Residential real estate, rebounding from the subprime- mortgage meltdown that triggered the credit crunch in 2007, is “out of the bubble-bursting period,” and poised for further gains, said Robert Shiller, a Yale University professor and one of the creators of the S&P/Case-Shiller Index of home prices. “People are substantially more confident about the housing market.”
The optimism is sparking spending on remodeling. Atlanta- based Home Depot Inc., the largest U.S. home-improvement retailer, and smaller rival Lowe’s Cos., in Mooresville, North Carolina, each reported second-quarter profit that topped analysts’ estimates and raised their annual forecasts.
The number of foreclosure filings is 64 percent below the 2010 peak, and the share of seriously delinquent mortgages -- those more than 90 days behind or in the foreclosure process -- plunged in the second quarter to an almost five-year low, according to industry data.
“Mortgage lending has been so pristine since the recession that mortgage-credit quality is improving quickly, and a year or two from now it’s going to look absolutely beautiful,” Zandi said.
As a result, lenders are becoming more confident.
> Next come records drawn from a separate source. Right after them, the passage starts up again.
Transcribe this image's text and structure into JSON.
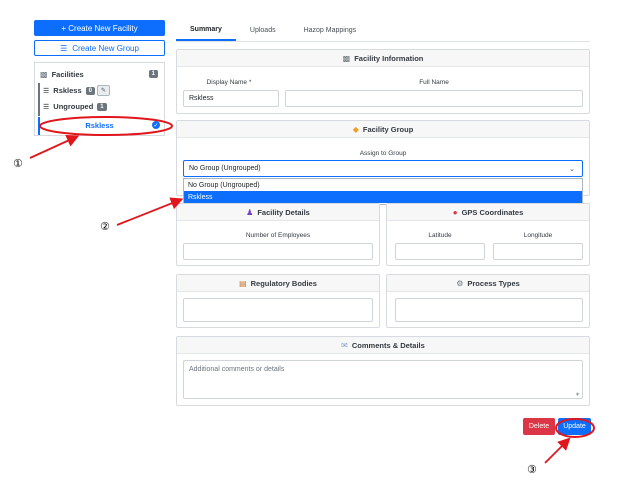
{
  "sidebar": {
    "create_facility_label": "+ Create New Facility",
    "create_group_label": "Create New Group",
    "facilities_label": "Facilities",
    "facilities_count": "1",
    "group_rskless_label": "Rskless",
    "group_rskless_count": "0",
    "ungrouped_label": "Ungrouped",
    "ungrouped_count": "1",
    "selected_facility_label": "Rskless"
  },
  "tabs": [
    "Summary",
    "Uploads",
    "Hazop Mappings"
  ],
  "facility_info": {
    "title": "Facility Information",
    "display_name_label": "Display Name *",
    "full_name_label": "Full Name",
    "display_name_value": "Rskless",
    "full_name_value": ""
  },
  "facility_group": {
    "title": "Facility Group",
    "assign_label": "Assign to Group",
    "selected_value": "No Group (Ungrouped)",
    "options": [
      "No Group (Ungrouped)",
      "Rskless"
    ]
  },
  "facility_details": {
    "title": "Facility Details",
    "employees_label": "Number of Employees"
  },
  "gps": {
    "title": "GPS Coordinates",
    "latitude_label": "Latitude",
    "longitude_label": "Longitude"
  },
  "regulatory": {
    "title": "Regulatory Bodies"
  },
  "process_types": {
    "title": "Process Types"
  },
  "comments": {
    "title": "Comments & Details",
    "placeholder": "Additional comments or details"
  },
  "actions": {
    "delete_label": "Delete",
    "update_label": "Update"
  },
  "annotations": [
    "①",
    "②",
    "③"
  ],
  "colors": {
    "primary": "#0d6efd",
    "danger": "#dc3545",
    "annotation_red": "#e0161c"
  }
}
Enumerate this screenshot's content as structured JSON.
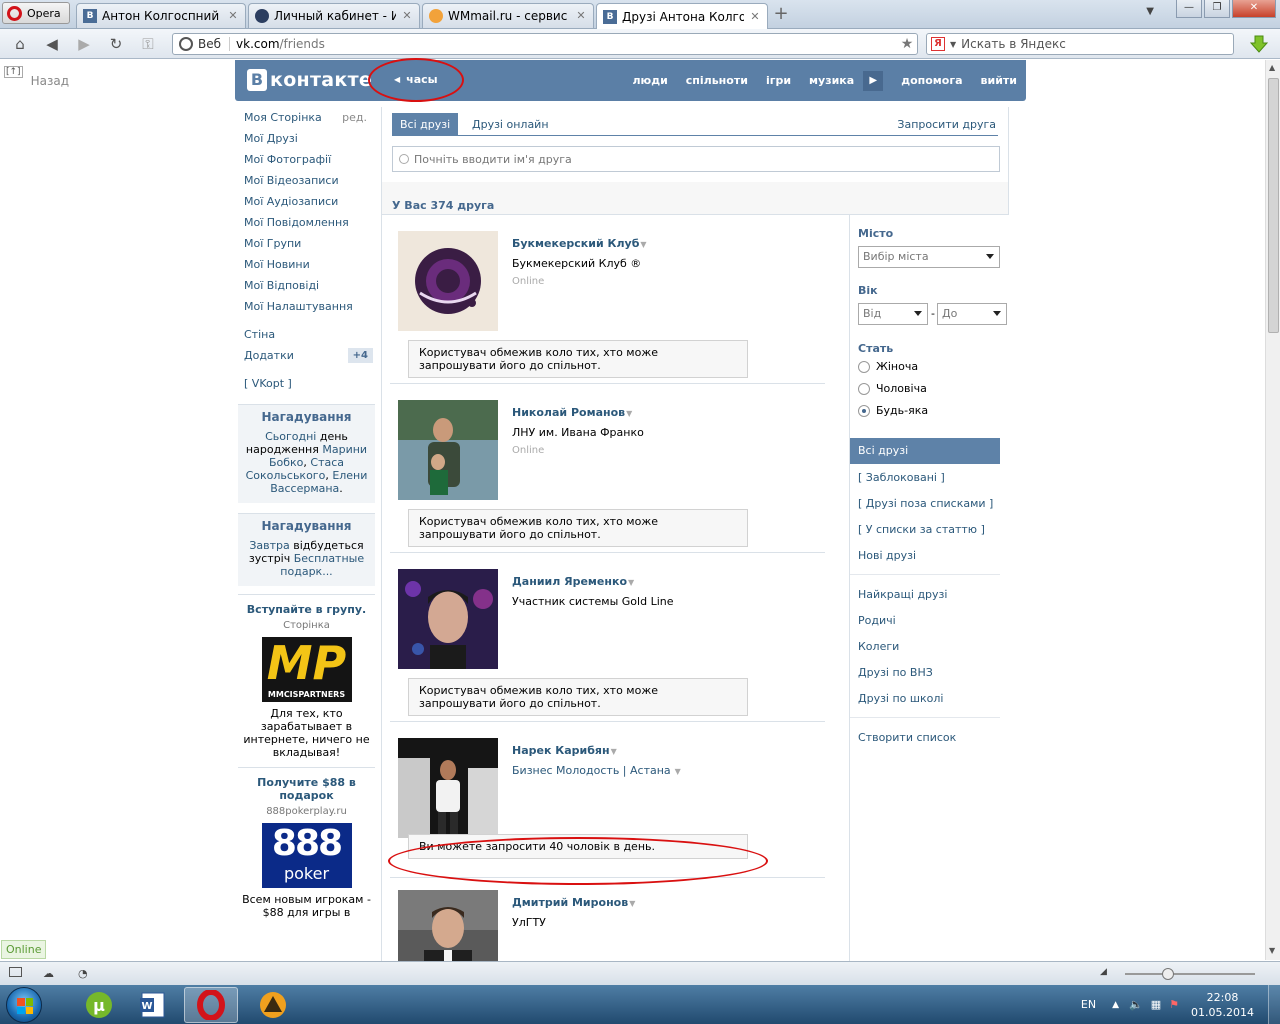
{
  "browser": {
    "menu_label": "Opera",
    "tabs": [
      {
        "title": "Антон Колгоспний",
        "favicon": "vk"
      },
      {
        "title": "Личный кабинет - Ис...",
        "favicon": "opera"
      },
      {
        "title": "WMmail.ru - сервис п...",
        "favicon": "wmmail"
      },
      {
        "title": "Друзі Антона Колгосп...",
        "favicon": "vk",
        "active": true
      }
    ],
    "address": {
      "web_label": "Веб",
      "host": "vk.com",
      "path": "/friends"
    },
    "search_placeholder": "Искать в Яндекс",
    "back_label": "Назад"
  },
  "vk": {
    "logo_text": "контакте",
    "logo_badge": "В",
    "clock_label": "часы",
    "nav": [
      "люди",
      "спільноти",
      "ігри",
      "музика",
      "допомога",
      "вийти"
    ],
    "sidebar": {
      "items": [
        "Моя Сторінка",
        "Мої Друзі",
        "Мої Фотографії",
        "Мої Відеозаписи",
        "Мої Аудіозаписи",
        "Мої Повідомлення",
        "Мої Групи",
        "Мої Новини",
        "Мої Відповіді",
        "Мої Налаштування"
      ],
      "edit_label": "ред.",
      "items2": [
        "Стіна",
        "Додатки"
      ],
      "apps_count": "+4",
      "vkopt": "[ VKopt ]",
      "reminder1": {
        "title": "Нагадування",
        "today": "Сьогодні",
        "t1": " день народження ",
        "n1": "Марини Бобко",
        "comma": ", ",
        "n2": "Стаса Сокольського",
        "t2": ", ",
        "n3": "Елени Вассермана",
        "dot": "."
      },
      "reminder2": {
        "title": "Нагадування",
        "tomorrow": "Завтра",
        "t1": " відбудеться зустріч ",
        "link": "Бесплатные подарк..."
      },
      "ad1": {
        "title": "Вступайте в групу.",
        "sub": "Сторінка",
        "img_text": "MP",
        "img_sub": "MMCISPARTNERS",
        "text": "Для тех, кто зарабатывает в интернете, ничего не вкладывая!"
      },
      "ad2": {
        "title": "Получите $88 в подарок",
        "sub": "888pokerplay.ru",
        "img_n": "888",
        "img_w": "poker",
        "text": "Всем новым игрокам - $88 для игры в"
      }
    },
    "main": {
      "tabs": [
        "Всі друзі",
        "Друзі онлайн"
      ],
      "invite": "Запросити друга",
      "search_placeholder": "Почніть вводити ім'я друга",
      "summary": "У Вас 374 друга",
      "friends": [
        {
          "name": "Букмекерский Клуб",
          "info": "Букмекерский Клуб ®",
          "status": "Online",
          "note": "Користувач обмежив коло тих, хто може запрошувати його до спільнот."
        },
        {
          "name": "Николай Романов",
          "info": "ЛНУ им. Ивана Франко",
          "status": "Online",
          "note": "Користувач обмежив коло тих, хто може запрошувати його до спільнот."
        },
        {
          "name": "Даниил Яременко",
          "info": "Участник системы Gold Line",
          "status": "",
          "note": "Користувач обмежив коло тих, хто може запрошувати його до спільнот."
        },
        {
          "name": "Нарек Карибян",
          "info": "Бизнес Молодость | Астана",
          "status": "",
          "note": "Ви можете запросити 40 чоловік в день."
        },
        {
          "name": "Дмитрий Миронов",
          "info": "УлГТУ",
          "status": "",
          "note": ""
        }
      ]
    },
    "filter": {
      "city_label": "Місто",
      "city_value": "Вибір міста",
      "age_label": "Вік",
      "age_from": "Від",
      "age_dash": "-",
      "age_to": "До",
      "sex_label": "Стать",
      "sex_options": [
        "Жіноча",
        "Чоловіча",
        "Будь-яка"
      ],
      "sex_selected": 2,
      "lists1": [
        "Всі друзі",
        "[ Заблоковані ]",
        "[ Друзі поза списками ]",
        "[ У списки за статтю ]",
        "Нові друзі"
      ],
      "lists2": [
        "Найкращі друзі",
        "Родичі",
        "Колеги",
        "Друзі по ВНЗ",
        "Друзі по школі"
      ],
      "create": "Створити список"
    }
  },
  "statusbar": {
    "online_badge": "Online"
  },
  "taskbar": {
    "lang": "EN",
    "time": "22:08",
    "date": "01.05.2014"
  },
  "colors": {
    "vk_header": "#5b7fa6",
    "vk_link": "#2b587a",
    "annotation_red": "#d91010"
  }
}
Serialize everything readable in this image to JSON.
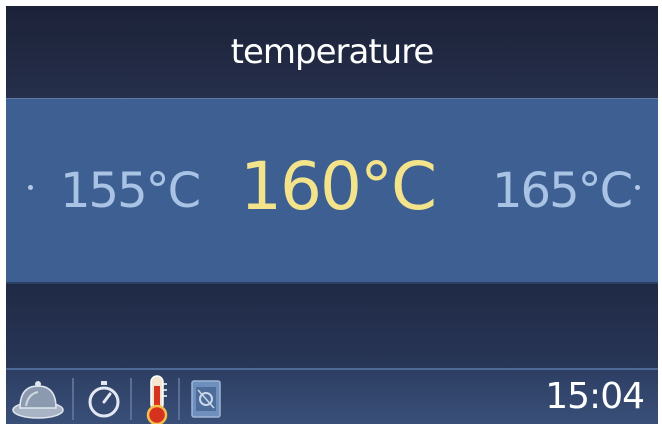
{
  "header": {
    "title": "temperature"
  },
  "temperature_selector": {
    "previous": "155°C",
    "current": "160°C",
    "next": "165°C"
  },
  "status_bar": {
    "icons": [
      "oven-dish-icon",
      "timer-icon",
      "thermometer-icon",
      "program-icon"
    ],
    "clock": "15:04"
  },
  "colors": {
    "background": "#232f4a",
    "selection_band": "#3d5f92",
    "current_value": "#f3e38a",
    "option_value": "#a9c3e4",
    "title_text": "#ffffff"
  }
}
The Fed’s latest quarterly survey of senior loan officers showed banks are seeing an increase in demand for credit and providing loans more readily to home buyers and businesses.
Pent-up demand for goods and services, along with the absence of many excesses that presage the start of a slump, indicates the current expansion could last another four or five years, according to some economists. That would make it almost twice as long as the average, which since the end of World War II has been 58 months, or just shy of five years.
Even so, the U.S. is “still in that process” of returning to its pre-recession strengths, said Julia Coronado, New York- based chief economist for North America at BNP Paribas and a former Fed economist.
A budget battle on raising the $16.7 trillion debt limit is looming between Obama and House Republicans, who have threatened a default or a government shutdown next month over disagreements about federal spending and the president’s health-care law.
Another risk to the outlook is the Fed’s ability to make “a graceful exit” from its so-called quantitative easing and the near-zero interest rate policy it has maintained since late 2008, Zandi said. While July’s 7.4 percent unemployment rate was the lowest in more than four years, economic and job growth still are short of what the Fed wants.
Central bank officials were “broadly comfortable” with Chairman Ben S. Bernanke’s plan to start reducing bond buying later this year if the economy improves, minutes of their July meeting showed. Borrowing costs are rising in anticipation.
Bank of America’s Harris said his bigger concern is that Fed officials “get confronted with a problem that they can’t fix because they don’t have much room to add additional stimulus; they are almost out of ammunition.”
Harris still is encouraged by the transition since the Lehman collapse.
“We haven’t had very robust growth, but we’ve seen a lot of the wounds of the crisis heal,” he said. “We’re moving towards a fully healthy economy.”